In Memoriam: Dorothy L. Grover (1936-2017)
It is with great sorrow that we record the death of Dorothy Grover on November 10, 2017, at Christchurch, Canterbury in New Zealand, surrounded by her family.
Dorothy Lucille Grover was born on New Zealand’s North Island on September 9, 1936. She received a Diploma of Teaching (1958) from Wellington Teacher’s College, New Zealand, and a BA (1962) and MA (1966) from Victoria University of Wellington with a thesis on “Entailment”. She came to the US to work on logic with Nuel Belnap and Alan Ross Anderson at the University of Pittsburgh, where she wrote her dissertation, “Topics in Propositional Quantification,” under Belnap’s guidance, receiving her PhD in 1970. After three years teaching at University of Wisconsin, Milwaukee, Dorothy joined the philosophy department of the University of Illinois at Chicago Circle in 1972 as a Visiting Assistant Professor. At UIC, she progressed through the ranks to become Professor of Philosophy, Associate Vice Chancellor for Academic Affairs, and finally Professor Emerita when she returned to New Zealand to continue her research and be closer to her family. She chaired the department from 1980 to1985 and again from 1991 to1994, and also served as Philosophy’s director of graduate studies and director of undergraduate studies, and on the LAS Executive Committee, the Grad College Executive Committee, and the UIC Senate. What this mere list of titles cannot convey is how much care she put into each of these jobs, and how much of the accumulated lore she acquired she was able to apply for the good of the department.

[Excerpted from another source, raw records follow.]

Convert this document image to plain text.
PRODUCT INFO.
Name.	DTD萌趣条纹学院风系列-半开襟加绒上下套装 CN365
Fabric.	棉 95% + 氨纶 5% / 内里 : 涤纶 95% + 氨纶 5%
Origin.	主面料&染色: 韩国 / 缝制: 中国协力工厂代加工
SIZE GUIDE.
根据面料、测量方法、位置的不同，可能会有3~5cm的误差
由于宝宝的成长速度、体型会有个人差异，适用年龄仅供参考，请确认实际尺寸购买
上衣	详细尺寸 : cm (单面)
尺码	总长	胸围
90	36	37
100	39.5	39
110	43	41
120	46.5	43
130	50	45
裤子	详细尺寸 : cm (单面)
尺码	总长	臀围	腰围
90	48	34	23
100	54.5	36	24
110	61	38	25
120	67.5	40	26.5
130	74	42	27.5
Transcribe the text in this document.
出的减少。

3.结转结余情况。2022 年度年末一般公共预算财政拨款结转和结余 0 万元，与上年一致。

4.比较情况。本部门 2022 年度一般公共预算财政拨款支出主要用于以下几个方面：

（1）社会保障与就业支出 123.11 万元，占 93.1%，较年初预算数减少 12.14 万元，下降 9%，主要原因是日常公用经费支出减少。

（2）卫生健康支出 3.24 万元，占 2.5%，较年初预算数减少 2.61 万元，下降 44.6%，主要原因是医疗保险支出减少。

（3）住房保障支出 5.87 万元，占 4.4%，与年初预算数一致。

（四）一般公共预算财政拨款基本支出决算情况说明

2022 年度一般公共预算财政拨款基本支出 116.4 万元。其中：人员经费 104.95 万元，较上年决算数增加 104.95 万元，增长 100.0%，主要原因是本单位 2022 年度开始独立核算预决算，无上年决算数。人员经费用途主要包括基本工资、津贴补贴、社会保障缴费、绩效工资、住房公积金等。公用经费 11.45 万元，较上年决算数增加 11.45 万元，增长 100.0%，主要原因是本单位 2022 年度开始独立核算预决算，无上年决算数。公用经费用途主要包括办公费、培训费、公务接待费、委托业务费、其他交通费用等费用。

Whether in the office of chair or merely as one among many colleagues, Dorothy had a tremendous effect in shaping the department. She achieved this through immense personal effort combined with an all-but-unlimited willingness to consult with colleagues not only in department meetings but in preparatory conversations, whether one-on-one or in small groups. Dorothy herself was eminently fair; and open, frank, and free from affectation. Her extremely consultative style often brought others over, ultimately, to her position or her to theirs, and always was a key element in maintaining a prevailing climate of friendliness, respect and collegiality within the department.
Dorothy was a tireless and notably successful advocate for many forms of inclusiveness, managed in a way that promoted rather than being in tension with the ultimate goal of recruiting the best possible philosophers to the department. She attached significance to getting the department to move beyond concentration only on research and the graduate program, to start paying more attention to the undergraduates as well. She was a leader in the department’s making appointments to help it grow beyond its early concentration in philosophy of physics and allied areas to develop additional strengths in ethics and in the history of philosophy. And perhaps of greatest significance was her unwavering commitment to sustaining and building the department’s diversity in gender, race, and ethnicity--“Circle” was famous as a fair and nurturing environment for all, and this was seen as due primarily to the presence of Dorothy Grover. During her time, the department was as collegial, as diverse, and as successful as it has ever been.
Dorothy's research spanned philosophy of language, truth, and philosophy of logic, as well as metaphysics and epistemology. That these areas were often seen as the province of male philosophers, especially early in her career, never deterred her. She is most well-known for her development of the prosentential theory of truth, first published in 1975 in a groundbreaking paper co-authored with Nuel Belnap and Joseph Camp. According to this theory, the word “true” typically does not function as a property-expressing predicate. Rather, it combines with other words to form prosentences: expressions that function like pronouns, but at the level of sentences rather than nouns. Her book, A Prosentential Theory of Truth, published in 1992 by Princeton University Press, collects together many of her essays along with a new introduction. Dorothy’s work on issues relating to truth continued long after her 1998 retirement in such works as “How Significant is the Liar?” (in Deflationism and Paradox, 2008) and “On Describing the World” (in Truth and Pluralism, 2013). She made forays into a very different topic with “Death, and Life” (Canadian Journal of Philosophy, 1987) and “Posthumuous Harm” (The Philosophical Quarterly, 1989).
Dorothy’s son, Tony Rider, in a moving eulogy, expressed the tremendous impact she had on his life and relayed tributes to Dorothy he had received from many others. She will long be remembered with affection and gratitude by the many, many people she helped over her lifetime, ranging from fellow-philosophers to human beings in all walks of life.